The use and development of materials are gradually transferring from “available materials” toward “tailored materials” that satisfy multiple performance requirements. However, challenges are faced when tailoring materials to have certain performances – some material properties are mutually exclusive and hard to improve simultaneously, such as that between strength and toughness, compliance and strength, stiffness and dissipation, and fast response and flexibility. These are known as the performance tradeoffs, which must be tackled to get greater freedom and larger design space in “material tailoring”.
In material science, the enhancement of a specific material property is often accompanied by undermining another property, notoriously known as the performance tradeoffs.

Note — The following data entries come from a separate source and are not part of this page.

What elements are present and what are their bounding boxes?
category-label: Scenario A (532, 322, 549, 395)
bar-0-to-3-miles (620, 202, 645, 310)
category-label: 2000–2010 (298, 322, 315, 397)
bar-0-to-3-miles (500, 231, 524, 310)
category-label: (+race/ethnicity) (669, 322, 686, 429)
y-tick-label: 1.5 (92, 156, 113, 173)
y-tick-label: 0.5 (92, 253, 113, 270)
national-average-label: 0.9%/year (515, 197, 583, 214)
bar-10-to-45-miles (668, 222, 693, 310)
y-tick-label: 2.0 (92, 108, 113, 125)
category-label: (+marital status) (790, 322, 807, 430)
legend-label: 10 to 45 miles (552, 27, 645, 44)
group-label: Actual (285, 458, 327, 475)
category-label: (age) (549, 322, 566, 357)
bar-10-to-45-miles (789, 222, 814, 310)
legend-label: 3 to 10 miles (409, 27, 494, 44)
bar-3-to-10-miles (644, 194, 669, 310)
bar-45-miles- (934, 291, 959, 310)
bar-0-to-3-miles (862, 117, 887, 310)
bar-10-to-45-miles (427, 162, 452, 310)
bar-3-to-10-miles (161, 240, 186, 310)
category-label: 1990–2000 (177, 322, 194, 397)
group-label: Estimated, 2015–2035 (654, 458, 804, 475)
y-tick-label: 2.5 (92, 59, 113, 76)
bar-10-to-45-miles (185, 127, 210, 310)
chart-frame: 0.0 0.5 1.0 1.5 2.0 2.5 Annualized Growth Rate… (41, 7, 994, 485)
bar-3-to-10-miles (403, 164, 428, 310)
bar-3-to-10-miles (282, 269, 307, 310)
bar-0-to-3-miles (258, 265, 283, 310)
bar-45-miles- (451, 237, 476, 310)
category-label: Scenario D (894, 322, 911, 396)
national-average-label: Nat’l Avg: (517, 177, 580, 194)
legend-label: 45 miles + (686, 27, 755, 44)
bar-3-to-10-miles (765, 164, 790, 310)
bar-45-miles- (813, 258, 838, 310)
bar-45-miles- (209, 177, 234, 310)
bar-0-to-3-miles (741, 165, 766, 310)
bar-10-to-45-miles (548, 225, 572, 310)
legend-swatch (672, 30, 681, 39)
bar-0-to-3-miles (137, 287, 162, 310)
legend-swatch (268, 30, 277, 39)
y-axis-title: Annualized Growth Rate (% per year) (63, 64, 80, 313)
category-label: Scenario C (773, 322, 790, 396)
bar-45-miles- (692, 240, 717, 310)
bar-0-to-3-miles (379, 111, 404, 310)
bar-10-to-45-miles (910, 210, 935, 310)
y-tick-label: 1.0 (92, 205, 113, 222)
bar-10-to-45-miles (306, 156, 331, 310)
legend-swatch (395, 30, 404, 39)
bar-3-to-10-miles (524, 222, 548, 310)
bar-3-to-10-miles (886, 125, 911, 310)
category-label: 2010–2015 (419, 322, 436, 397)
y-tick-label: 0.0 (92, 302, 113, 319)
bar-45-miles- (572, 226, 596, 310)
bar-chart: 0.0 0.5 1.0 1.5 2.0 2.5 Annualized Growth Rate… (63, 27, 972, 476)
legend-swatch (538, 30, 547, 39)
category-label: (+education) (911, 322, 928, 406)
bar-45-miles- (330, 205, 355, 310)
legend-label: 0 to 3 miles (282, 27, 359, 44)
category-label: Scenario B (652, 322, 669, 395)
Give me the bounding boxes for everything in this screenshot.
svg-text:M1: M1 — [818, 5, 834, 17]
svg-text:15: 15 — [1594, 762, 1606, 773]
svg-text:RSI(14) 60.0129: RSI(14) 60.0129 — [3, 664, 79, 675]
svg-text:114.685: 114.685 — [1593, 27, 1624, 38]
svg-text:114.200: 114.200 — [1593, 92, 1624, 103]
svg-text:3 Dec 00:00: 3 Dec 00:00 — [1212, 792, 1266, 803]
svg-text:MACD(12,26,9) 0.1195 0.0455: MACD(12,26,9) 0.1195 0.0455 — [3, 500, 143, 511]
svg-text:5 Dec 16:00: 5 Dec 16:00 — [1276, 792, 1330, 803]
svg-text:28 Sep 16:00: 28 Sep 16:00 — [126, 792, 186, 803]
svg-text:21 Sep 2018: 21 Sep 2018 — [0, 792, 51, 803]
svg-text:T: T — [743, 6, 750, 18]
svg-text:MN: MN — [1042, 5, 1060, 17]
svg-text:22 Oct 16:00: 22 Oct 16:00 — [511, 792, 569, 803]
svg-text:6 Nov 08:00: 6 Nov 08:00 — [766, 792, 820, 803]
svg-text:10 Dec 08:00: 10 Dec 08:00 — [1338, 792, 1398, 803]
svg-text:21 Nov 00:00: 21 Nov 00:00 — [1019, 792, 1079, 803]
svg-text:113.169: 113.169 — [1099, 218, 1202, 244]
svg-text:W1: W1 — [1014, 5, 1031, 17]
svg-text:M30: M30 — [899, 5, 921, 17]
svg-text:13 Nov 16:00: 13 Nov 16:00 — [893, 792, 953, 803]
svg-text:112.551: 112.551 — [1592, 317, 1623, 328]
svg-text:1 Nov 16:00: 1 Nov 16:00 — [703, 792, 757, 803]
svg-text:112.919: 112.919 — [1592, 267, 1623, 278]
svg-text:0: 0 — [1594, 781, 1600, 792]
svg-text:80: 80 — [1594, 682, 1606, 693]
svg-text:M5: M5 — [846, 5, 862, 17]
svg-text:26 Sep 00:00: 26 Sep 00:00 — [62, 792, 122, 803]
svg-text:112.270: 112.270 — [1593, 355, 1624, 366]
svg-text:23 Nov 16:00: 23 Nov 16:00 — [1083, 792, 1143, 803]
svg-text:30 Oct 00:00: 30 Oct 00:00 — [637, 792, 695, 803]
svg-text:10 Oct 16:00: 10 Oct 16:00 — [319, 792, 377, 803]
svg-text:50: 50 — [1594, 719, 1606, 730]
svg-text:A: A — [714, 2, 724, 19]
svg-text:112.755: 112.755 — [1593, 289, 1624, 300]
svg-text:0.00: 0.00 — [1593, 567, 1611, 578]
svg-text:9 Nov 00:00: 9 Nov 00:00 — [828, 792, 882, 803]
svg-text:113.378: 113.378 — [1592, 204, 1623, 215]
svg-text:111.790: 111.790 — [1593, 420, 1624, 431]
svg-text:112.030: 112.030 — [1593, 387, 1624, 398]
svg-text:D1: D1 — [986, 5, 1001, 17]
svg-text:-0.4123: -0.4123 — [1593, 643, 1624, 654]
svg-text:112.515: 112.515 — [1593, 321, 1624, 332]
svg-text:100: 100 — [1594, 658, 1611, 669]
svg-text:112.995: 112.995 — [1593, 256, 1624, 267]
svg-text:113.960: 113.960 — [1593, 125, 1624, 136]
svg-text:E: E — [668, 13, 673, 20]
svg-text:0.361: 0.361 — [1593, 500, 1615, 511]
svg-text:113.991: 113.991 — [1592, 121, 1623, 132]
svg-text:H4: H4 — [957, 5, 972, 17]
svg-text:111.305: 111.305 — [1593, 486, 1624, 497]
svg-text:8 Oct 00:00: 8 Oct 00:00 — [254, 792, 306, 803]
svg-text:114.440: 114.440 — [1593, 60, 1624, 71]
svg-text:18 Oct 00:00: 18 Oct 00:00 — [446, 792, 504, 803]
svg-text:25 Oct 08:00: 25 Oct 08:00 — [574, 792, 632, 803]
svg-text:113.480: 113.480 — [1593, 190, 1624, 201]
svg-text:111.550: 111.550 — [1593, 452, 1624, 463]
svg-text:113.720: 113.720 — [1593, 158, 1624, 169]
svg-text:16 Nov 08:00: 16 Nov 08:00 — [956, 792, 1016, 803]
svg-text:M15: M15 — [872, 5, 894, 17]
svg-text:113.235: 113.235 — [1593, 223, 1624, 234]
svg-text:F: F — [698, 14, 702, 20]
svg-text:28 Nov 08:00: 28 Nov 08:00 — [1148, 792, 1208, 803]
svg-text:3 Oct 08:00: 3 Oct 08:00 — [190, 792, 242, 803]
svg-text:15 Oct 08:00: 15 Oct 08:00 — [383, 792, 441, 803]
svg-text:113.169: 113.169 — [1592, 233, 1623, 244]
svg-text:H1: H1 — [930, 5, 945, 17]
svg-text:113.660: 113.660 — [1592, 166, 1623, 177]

While the tradeoff between strength and toughness have drawn the attention of many researchers, the study of fast response vs flexibility, stiffness vs dissipation, and compliance vs strength are rather limited, regardless of recent requirements raised by research areas like wearable devices, flexible armors, reconfigurable metamaterials, and soft robotics. Since the strength and toughness confliction is solved by architected materials with rationally designed microstructures, here, we expand the concept of architected materials to solve the performance tradeoffs between compliance and strength, stiffness and dissipation, and fast response and flexibility. Take a step further, we try to obtain architectures that possess an ideal combination of flexibility, strength, toughness, energy dissipation, and fast response.
Nature is a master of using material architecture to tailor material functions. Thereby, we follow nature’s motif to create architected materials. With 3D printing and dynamic three-point bending tests, we successfully produced materials that break all the above mentioned tradeoffs. Combining experimental and theoretical analysis, we reveal that the performance enhancements stem from the material architecture’s significant manipulation over the deformation field, crack location, and crack pattern. Along the way, we also show that low order hierarchical design and hybrid design can be combined to improve the material performance while reducing the manufacturing difficulty.
These results are presented in our recent paper published in Materials & Design. The proposed design methodology may found applications in areas like armors, soft robotics, wearable electronics, and metamaterials.